Department of Computer Science, Western Michigan University, Kalamazoo, MI 49008, USA.
Faculty Engineering and Technology, Multimedia University, Melaka 75450, Malaysia.
Sensors (Basel). 2023 Feb 27;23(5):2640. doi: 10.3390/s23052640.

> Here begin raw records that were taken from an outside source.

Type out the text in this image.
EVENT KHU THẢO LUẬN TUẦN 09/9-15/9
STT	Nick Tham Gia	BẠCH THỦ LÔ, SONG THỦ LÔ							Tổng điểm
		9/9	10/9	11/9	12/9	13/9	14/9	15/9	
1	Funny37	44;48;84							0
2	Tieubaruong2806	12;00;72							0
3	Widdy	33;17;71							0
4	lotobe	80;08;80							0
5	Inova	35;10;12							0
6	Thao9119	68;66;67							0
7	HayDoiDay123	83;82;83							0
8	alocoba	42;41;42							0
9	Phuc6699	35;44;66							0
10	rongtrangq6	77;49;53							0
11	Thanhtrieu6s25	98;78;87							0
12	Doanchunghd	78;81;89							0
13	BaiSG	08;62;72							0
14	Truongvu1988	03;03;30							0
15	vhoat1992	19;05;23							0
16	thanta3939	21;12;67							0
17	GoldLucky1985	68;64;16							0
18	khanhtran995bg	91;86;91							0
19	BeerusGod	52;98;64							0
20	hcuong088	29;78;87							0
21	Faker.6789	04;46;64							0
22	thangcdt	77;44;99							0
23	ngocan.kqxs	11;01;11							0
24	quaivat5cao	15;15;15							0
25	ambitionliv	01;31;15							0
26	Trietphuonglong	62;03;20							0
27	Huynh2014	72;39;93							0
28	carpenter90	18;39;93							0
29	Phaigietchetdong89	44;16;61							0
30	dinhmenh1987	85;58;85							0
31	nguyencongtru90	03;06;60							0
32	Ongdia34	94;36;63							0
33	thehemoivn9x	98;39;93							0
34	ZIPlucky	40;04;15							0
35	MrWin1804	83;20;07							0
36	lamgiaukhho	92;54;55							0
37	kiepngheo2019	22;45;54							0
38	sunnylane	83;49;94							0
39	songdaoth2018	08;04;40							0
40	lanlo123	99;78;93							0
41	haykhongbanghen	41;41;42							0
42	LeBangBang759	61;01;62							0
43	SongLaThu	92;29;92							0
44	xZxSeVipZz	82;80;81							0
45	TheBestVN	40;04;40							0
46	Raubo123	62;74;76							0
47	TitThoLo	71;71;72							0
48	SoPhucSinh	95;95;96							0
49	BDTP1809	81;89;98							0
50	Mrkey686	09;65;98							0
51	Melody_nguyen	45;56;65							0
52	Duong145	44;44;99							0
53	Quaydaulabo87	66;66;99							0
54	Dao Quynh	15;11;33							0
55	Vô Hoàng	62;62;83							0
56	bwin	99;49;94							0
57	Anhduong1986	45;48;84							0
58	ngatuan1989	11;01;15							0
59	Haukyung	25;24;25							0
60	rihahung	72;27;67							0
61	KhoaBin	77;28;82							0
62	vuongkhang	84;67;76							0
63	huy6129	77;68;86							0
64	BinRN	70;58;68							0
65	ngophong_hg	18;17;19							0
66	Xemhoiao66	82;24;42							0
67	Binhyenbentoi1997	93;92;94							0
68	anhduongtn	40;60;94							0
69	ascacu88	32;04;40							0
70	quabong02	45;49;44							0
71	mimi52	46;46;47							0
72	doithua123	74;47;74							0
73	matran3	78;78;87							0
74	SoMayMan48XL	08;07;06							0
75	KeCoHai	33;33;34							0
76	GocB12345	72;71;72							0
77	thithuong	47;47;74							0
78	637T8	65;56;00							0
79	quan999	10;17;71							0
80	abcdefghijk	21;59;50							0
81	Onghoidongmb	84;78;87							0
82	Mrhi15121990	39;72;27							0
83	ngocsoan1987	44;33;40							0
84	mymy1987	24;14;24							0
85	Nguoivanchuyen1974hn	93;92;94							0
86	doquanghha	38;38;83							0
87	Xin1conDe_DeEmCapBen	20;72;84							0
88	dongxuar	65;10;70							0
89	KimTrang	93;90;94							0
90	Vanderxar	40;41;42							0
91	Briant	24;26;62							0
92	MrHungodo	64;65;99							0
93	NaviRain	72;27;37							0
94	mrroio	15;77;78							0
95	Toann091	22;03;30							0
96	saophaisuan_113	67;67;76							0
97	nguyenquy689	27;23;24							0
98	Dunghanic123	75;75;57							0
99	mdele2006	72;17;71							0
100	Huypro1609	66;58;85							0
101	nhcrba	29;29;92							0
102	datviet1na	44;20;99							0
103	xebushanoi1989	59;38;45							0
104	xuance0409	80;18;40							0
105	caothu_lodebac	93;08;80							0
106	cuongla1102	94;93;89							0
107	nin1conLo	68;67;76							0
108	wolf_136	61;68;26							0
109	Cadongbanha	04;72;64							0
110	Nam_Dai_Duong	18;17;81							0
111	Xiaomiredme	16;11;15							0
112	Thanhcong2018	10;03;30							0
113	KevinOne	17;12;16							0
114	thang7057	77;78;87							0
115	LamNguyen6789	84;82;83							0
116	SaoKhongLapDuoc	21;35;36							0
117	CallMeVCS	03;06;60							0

As a fundamental but difficult topic in computer vision, 3D object segmentation has various applications in medical image analysis, autonomous vehicles, robotics, virtual reality, lithium battery image analysis, etc. In the past, 3D segmentation was performed using hand-made features and design techniques, but these techniques could not generalize to vast amounts of data or reach acceptable accuracy. Deep learning techniques have lately emerged as the preferred method for 3D segmentation jobs as a result of their extraordinary performance in 2D computer vision. Our proposed method used a CNN-based architecture called 3D UNET, which is inspired by the famous 2D UNET that has been used to segment volumetric image data. To see the internal changes of composite materials, for instance, in a lithium battery image, it is necessary to see the flow of different materials and follow the directions analyzing the inside properties. In this paper, a combination of 3D UNET and VGG19 has been used to conduct a multiclass segmentation of publicly available sandstone datasets to analyze their microstructures using image data based on four different objects in the samples of volumetric data. In our image sample, there are a total of 448 2D images, which are then aggregated as one 3D volume to examine the 3D volumetric data. The solution involves the segmentation of each object in the volume data and further analysis of each object to find its average size, area percentage, total area, etc. The open-source image processing package IMAGEJ is used for further analysis of individual particles. In this study, it was demonstrated that convolutional neural networks can be trained to recognize sandstone microstructure traits with an accuracy of 96.78% and an IOU of 91.12%. According to our knowledge, many prior works have applied 3D UNET for segmentation, but very few papers extend it further to show the details of particles in the sample. The proposed solution offers a computational insight for real-time implementation and is discovered to be superior to the current state-of-the-art methods. The result has importance for the creation of an approximately similar model for the microstructural analysis of volumetric data.
作为计算机视觉中的一个基本但困难的课题,3D 物体分割在医学图像分析、自动驾驶汽车、机器人技术、虚拟现实、锂电池图像分析等领域有广泛的应用。过去,3D 分割是使用手工制作的特征和设计技术完成的,但这些技术无法推广到大量数据或达到可接受的精度。由于在 2D 计算机视觉方面的出色表现,深度学习技术最近成为 3D 分割工作的首选方法。我们提出的方法使用了一种基于卷积神经网络的架构,称为 3D UNET,它是受著名的 2D UNET 的启发,2D UNET 已被用于分割体积图像数据。例如,为了观察锂电池图像中复合材料的内部变化,有必要观察不同材料的流动并沿着分析内部特性的方向进行跟踪。在本文中,使用了一种称为 3D UNET 的基于卷积神经网络的架构,并结合 VGG19 对公开的砂岩数据集进行了多类分割,以使用基于体积数据中四个不同对象的图像数据来分析它们的微观结构。在我们的图像样本中,共有 448 张 2D 图像,然后将它们聚合为一个 3D 体,以检查 3D 体积数据。该解决方案涉及对体积数据中的每个对象进行分割,并进一步分析每个对象以找到其平均大小、面积百分比、总面积等。使用开源图像处理包 IMAGEJ 对各个颗粒进行进一步分析。在这项研究中,证明了卷积神经网络可以被训练来识别砂岩微观结构特征,准确率为 96.78%,IOU 为 91.12%。据我们所知,许多先前的工作已经应用 3D UNET 进行分割,但很少有论文进一步扩展它以显示样本中颗粒的细节。所提出的解决方案为实时实现提供了计算洞察力,并被发现优于当前的最先进方法。该结果对于创建一个类似的近似模型来进行体积数据的微观结构分析具有重要意义。